Among the thousand-plus bands in Austin for this year’s South By Southwest festival in Austin were the Mammals, who performed at one of the many ill-equipped Sixth Street pubs hijacked by SXSW every mid-March. A string band at the core, the Mammals augment their sound with drums, electric guitar and organ to create a collectively harmonized howl as thrilling and rocking as any band currently subverting folk traditions.
Opening with a fiddle tune that slammed like the Pogues, they segued into “Hang Man” on drummer Chris Merenda and bassist Jacob Silver’s deep, dark groove, then into “The Old Plank Road”, with Tao-Rodriguez Seeger raising his banjo, bending and shaking out a distorted string of notes. By the time the band left traditional material behind for the lyrical, rock-oriented songs of their new Signature Sounds album Departure, the tiny stage trembled to their lurching, wild will.
The Mammals formed in 2001 as a string band that viewed traditional music as grist for the mill of imagination. Fiddler and singer Ruthie Ungar is the daughter of Jay Ungar, who wrote the folk classic “Ashokan Farewell”, which won a Grammy as the theme to Ken Burns’ PBS series The Civil War. Tao Rodriguez-Seeger is the son of independent filmmaker Emilio Rodriguez and the grandson of Pete Seeger. Michael Merenda is the son of New Hampshire academics; when the Mammals started, he was still developing his old-time music chops. (Silver and Michael’s brother Chris eventually became the band’s rhythm section.)
If you’ve never heard the Mammals, you probably haven’t spent much time at folky summer camps, Unitarian church basements and grange halls. They log close to 200 dates a year on the underground and above-ground folk circuit, occasionally surfacing at hipster clubs, but mostly happy to provoke purists still smarting from Newport ’65.
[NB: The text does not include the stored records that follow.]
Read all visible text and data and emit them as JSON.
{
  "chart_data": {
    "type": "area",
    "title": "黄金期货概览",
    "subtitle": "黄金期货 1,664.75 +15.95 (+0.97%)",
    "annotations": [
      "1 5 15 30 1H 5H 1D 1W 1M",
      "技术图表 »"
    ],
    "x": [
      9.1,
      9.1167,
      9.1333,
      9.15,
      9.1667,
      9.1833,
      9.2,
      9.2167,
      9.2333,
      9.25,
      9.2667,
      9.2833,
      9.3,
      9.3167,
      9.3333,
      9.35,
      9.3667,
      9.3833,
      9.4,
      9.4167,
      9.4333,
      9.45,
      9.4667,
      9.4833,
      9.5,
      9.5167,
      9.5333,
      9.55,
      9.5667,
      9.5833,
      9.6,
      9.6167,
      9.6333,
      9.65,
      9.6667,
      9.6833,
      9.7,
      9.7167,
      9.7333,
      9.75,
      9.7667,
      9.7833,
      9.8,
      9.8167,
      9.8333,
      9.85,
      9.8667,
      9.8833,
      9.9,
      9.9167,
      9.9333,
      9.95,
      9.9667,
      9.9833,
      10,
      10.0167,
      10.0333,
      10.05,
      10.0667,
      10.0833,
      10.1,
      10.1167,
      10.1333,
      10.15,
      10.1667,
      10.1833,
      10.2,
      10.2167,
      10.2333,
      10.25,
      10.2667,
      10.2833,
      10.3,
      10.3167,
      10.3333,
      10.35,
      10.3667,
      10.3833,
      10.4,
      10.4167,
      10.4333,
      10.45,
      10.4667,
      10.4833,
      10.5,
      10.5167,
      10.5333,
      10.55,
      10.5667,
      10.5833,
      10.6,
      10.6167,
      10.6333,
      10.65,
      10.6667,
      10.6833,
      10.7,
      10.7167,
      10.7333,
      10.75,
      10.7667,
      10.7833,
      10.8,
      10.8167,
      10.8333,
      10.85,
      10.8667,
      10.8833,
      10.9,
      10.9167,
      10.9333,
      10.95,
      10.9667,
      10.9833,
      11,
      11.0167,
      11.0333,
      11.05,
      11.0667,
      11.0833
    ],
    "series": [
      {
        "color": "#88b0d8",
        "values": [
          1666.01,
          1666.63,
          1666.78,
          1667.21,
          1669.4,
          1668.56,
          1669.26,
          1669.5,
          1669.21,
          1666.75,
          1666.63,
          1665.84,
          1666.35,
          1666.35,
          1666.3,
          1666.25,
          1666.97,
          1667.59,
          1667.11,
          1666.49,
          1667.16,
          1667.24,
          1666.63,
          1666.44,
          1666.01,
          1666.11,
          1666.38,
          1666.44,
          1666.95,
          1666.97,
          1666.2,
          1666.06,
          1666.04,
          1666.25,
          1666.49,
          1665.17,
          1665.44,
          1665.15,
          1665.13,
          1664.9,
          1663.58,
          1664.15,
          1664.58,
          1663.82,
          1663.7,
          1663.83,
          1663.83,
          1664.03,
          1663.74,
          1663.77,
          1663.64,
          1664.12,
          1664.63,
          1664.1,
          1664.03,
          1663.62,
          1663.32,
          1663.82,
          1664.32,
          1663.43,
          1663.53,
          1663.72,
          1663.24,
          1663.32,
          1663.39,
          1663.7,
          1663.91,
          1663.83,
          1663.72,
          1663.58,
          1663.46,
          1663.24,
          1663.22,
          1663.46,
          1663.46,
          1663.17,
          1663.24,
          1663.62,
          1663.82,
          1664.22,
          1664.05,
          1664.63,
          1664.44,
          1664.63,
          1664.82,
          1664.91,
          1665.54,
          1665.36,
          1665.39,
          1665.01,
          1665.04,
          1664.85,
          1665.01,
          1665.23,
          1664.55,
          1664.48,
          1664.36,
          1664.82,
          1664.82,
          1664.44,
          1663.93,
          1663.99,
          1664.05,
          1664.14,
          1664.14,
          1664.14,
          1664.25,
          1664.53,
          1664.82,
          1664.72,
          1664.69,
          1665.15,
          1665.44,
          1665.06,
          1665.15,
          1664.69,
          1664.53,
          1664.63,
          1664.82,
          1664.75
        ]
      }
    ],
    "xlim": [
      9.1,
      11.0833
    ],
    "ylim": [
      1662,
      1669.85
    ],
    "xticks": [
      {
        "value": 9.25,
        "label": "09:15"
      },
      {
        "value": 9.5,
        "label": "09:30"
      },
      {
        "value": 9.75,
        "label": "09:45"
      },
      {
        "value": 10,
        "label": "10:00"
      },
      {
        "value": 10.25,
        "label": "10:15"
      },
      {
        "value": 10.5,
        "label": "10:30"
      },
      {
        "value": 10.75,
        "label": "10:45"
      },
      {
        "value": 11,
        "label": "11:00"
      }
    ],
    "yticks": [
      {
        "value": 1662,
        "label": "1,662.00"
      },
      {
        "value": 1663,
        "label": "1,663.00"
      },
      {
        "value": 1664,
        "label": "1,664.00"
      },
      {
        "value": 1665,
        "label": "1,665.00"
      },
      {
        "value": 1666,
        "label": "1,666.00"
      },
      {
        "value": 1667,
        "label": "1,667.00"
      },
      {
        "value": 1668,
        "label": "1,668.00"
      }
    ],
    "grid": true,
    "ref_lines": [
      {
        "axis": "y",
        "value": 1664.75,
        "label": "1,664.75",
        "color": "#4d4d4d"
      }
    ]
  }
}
Departure was recorded in eight days, mostly live, and is their first album with a consistent, road-sharpened lineup. It’s a concise and cohesive album, a seamless splicing of indie-rock sensibility and traditional string-band sounds. Their politics are undiluted, but rendered more emotionally, less stridently. They cover Morphine, Nirvana and the Louvin Brothers, but their voices are simply their own.
“This record is more consistently political in a subtle way,” Ungar says. “Our previous records were, ‘Hey, let’s have a party!’ and then ‘Hey, let’s bash Bush!’ Our older political songs are more explicit; these are more poetic.”
The best is Michael Merenda’s “Alone On The Homestead”, an interior monologue from a woman left behind in a traditional, rural world, comforted by nothing, not even the bones of her kin — all killed in wars that have left her no safer. “I didn’t sit down and decide to write a song from that point of view,” Merenda says. “That would be the worst approach you could take. You can’t premeditate. You just do your best to be a conduit.”
The band members came to traditional music for personal reasons, motivated in part by resistance and reconciliation with their bloodlines.
“I didn’t have a serious rebellion phase, but I didn’t want to do music like my parents,” Ungar says. “I went into acting, studied it in college, and then realized that I had chosen a career that was even harder than being a musician.”
“Politically speaking, I was even more left-wing than my grandpa,” says Rodriguez-Seeger, who was raised in Nicaragua during the Sandinista-Contra-U.S. conflict. “Grandpa was a peacenik and I wanted to overthrow the government with guns. I wanted to be a sailor or a filmmaker like my father. But I always played music with my family. My first gig with Grandpa was when I was 14, in Japan. He was singing lots of songs in Spanish, and I told him he should stop, that his Spanish sucked. He very craftily suggested I start singing with him to make it sound better.”
“Growing up in New Hampshire, I had sort of this romanticized teenage experience,” Michael Merenda says. “I had very loving parents, was the captain of three sports, the prom king. But I wanted something grittier and dirtier. When I went on a college tour, the only question I had was, ‘Are there any bands on campus?’”
Though they’ve stretched their sound and songwriting to reflect who they are and who they are becoming, they still work on their old-time skills at traditional workshops and jam sessions.
“It makes me feel tribal,” Rodriguez-Seeger says. “It’s the closest thing we white Americans have to sitting around a campfire and smoking a pipe. If you lose that, you lose all your DNA going back forever.
“But a folk art has to change, has to stay relevant to what’s happening now. My attitude about the purists is that without them, we’d have nothing to bounce off. The more experimental traditionalists wouldn’t have anything if it weren’t for people like my uncle Mike and my grandpa. They were trying to save a dying art form. We’d have nothing without them.
“But,” he adds, “we’ve always been louder than my grandpa could stand.”